Don't get scammed when making donation to Sandy victims
While disasters like Superstorm Sandy bring out the best in people who want to help, they also bring out scam artists trying to make a buck off of the tragedy.
There are things you can do (or not do) to make sure your donation gets to the people who really need it.
A search for "Hurricane Sandy relief" brings up hundreds of millions of results online. You can donate with the click of a mouse. But should you?
"You do need to be thinking cautiously about this and not just give money to any group that seems maybe very well intentioned. They may not have the resources to the people who need it or they may just be an outright scam," said Leah Napoliello of the Houston Better Business Bureau.
The BBB advises consumers against donating online. If you must, make sure you go directly to the website of a legitimate charity instead of clicking on a link that you may see in an email or on Facebook.
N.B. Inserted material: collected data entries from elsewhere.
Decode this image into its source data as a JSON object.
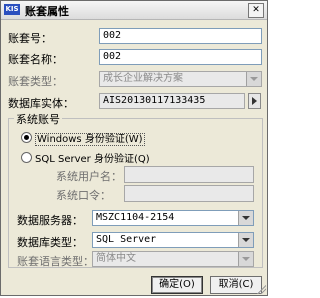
{
  "window": {
    "icon_text": "KIS",
    "title": "账套属性",
    "close_glyph": "✕"
  },
  "fields": {
    "account_no": {
      "label": "账套号：",
      "value": "002"
    },
    "account_name": {
      "label": "账套名称：",
      "value": "002"
    },
    "account_type": {
      "label": "账套类型：",
      "value": "成长企业解决方案",
      "disabled": true
    },
    "db_entity": {
      "label": "数据库实体：",
      "value": "AIS20130117133435"
    }
  },
  "system_account": {
    "group_title": "系统账号",
    "windows_auth": {
      "label": "Windows 身份验证(W)",
      "selected": true
    },
    "sql_auth": {
      "label": "SQL Server 身份验证(Q)",
      "selected": false
    },
    "username_label": "系统用户名：",
    "password_label": "系统口令：",
    "server": {
      "label": "数据服务器：",
      "value": "MSZC1104-2154"
    },
    "db_type": {
      "label": "数据库类型：",
      "value": "SQL Server"
    },
    "language": {
      "label": "账套语言类型：",
      "value": "简体中文",
      "disabled": true
    }
  },
  "buttons": {
    "ok": "确定(O)",
    "cancel": "取消(C)"
  }
}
Some scammers are setting up sites that impersonate well-known charities.
"And they're going to try to get people to give to them and their scam instead of to an actual legitimate charity," explained Napoliello.
Families without power, gas or food no doubt need help, but the American Red Cross cautions you want to make sure your help actually gets to the victims up north.
"One thing that the Red Cross does see periodically for disasters like this is folks will stand out on street corners with buckets and claim that they're with the American Red Cross and collecting funds on our behalf," said Cameron Ballantyne. "I can tell you that that's not a practice we're ever involved with."
You can research any charity before you give through the BBB's Wise Giving Alliance.